Despite engagement in talks the Naga groups remain active on the ground. SFs arrested 147 militants in 88 incidents in 2021, adding to 117 arrested in 59 incidents in 2020. Those arrested in 2021 included 36 from NSCN-IM, 25 from NSCN-K, 16 from NSCN-KN, 16 from NSCN-K-NS, 12 from NSCN-R, seven each from the Yung Aung faction of the NSCN-Khaplang and FGN, five from NSCN-U, four each from NSCN-K2 and NNC, three each from United Liberation Front of Asom-Independent (ULFA-I), and Kuki Rrevolutionary Army (KRA), two each from NSCN and the Dimasa National Liberation Amry (DNLA), and one each from NSCN-NK, Manipur Naga People’s Front (MNPF), NNC-NA, and NNC-GDRN.

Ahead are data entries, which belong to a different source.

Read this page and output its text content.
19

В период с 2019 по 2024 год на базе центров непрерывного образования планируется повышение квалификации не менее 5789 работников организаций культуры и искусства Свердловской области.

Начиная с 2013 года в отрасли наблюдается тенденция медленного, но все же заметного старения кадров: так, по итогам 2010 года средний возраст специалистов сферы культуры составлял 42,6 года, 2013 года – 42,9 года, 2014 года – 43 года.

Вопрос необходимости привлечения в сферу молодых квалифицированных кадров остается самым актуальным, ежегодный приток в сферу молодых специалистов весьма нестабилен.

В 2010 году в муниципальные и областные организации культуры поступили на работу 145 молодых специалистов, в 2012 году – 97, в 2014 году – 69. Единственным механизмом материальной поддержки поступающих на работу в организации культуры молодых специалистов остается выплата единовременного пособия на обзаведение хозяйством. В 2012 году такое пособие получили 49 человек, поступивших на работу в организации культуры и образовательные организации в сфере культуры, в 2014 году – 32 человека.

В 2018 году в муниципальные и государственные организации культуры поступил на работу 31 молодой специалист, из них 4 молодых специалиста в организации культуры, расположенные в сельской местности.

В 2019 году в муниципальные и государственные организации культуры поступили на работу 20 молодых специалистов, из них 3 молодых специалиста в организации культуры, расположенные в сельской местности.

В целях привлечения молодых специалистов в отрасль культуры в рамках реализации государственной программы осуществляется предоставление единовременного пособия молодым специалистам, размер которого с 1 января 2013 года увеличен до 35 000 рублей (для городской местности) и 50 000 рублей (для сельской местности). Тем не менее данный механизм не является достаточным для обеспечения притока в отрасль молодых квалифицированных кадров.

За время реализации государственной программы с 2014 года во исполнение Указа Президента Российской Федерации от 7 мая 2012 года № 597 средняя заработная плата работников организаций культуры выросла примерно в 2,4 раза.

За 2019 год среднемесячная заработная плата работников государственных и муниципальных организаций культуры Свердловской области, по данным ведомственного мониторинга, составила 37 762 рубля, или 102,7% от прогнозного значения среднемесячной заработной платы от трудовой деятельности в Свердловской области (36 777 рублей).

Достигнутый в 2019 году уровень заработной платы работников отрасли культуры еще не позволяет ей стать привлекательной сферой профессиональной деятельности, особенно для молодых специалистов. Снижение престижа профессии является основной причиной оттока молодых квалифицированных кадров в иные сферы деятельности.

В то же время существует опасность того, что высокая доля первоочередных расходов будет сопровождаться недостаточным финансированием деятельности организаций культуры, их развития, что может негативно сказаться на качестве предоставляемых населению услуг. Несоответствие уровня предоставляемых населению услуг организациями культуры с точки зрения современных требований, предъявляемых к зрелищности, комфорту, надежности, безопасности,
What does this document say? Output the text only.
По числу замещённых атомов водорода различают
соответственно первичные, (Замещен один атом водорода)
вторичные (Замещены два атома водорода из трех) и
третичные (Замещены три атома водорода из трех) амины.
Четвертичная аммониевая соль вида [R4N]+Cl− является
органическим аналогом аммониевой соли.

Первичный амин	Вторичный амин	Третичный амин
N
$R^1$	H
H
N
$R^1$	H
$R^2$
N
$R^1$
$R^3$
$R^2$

Ominously, a new spark was lit in 2021 on the issue of the Armed Forces (Special Powers) Act (AFSPA), after the killing of unarmed civilians by 21 Para Special Forces of Indian Army. On December 4-5, 2021, a total of 15 civilians and one trooper were killed in an operation and reprisal following the incident at a location between the Oting and Tiru villages in the Mon District. According to Police sources, the firing incident took place when a group of labourers onboard a pick-up vehicle was on its way from Tiru village. Following ‘intelligence inputs’ about NSCN-K-YA militants in the area, SFs mistakenly fired at the vehicle, taking their occupants to be militants. On December 5, another two more civilians were killed and several others injured after locals attacked an Assam Rifles camp in Mon District Headquarters. Most of the those killed were Konyaks, the largest tribe in the State. Konyaks mostly inhabit the Mon District and the bordering areas of Myanmar.
Thereafter, the Konyak Union, a civil society body representing the tribe, declared ‘non-cooperation’ with the Indian Army till its ‘charter of demands’ was met. The demands include giving justice to the Konyak youth who were killed and removal of AFSPA. The Union demanded “total restriction on Indian military force convoy and patrol” and asserted that “the Konyak shall not withdraw its non-cooperation against Indian military forces until its charter of demand is fulfilled.”
The problem of lack of ground level intelligence gathering for operations might be heightened due to such calls by influential groups.
Further, according to a January 3, 2022, report, the volatile security situation in Myanmar following the February 1, 2021 coup, there has been a redeployment of forces in Myanmar’s Naga-inhabited region by NSCN-K-YA along with other Northeast Insurgent groups [Assam-based ULFA-I and Manipur valley-based militant formations – the People’s Liberation Army (PLA), the Kangla Yawol Kanna Lup (KYKL) and the People’s Republican Party of Kangleipak (PREPAK)].
There is growing urgency to engineer convergences in the peace talks, so that an inclusive solution can be worked out. If the peace in the State falters at this juncture, uncertainties and the potential for violence can only grow.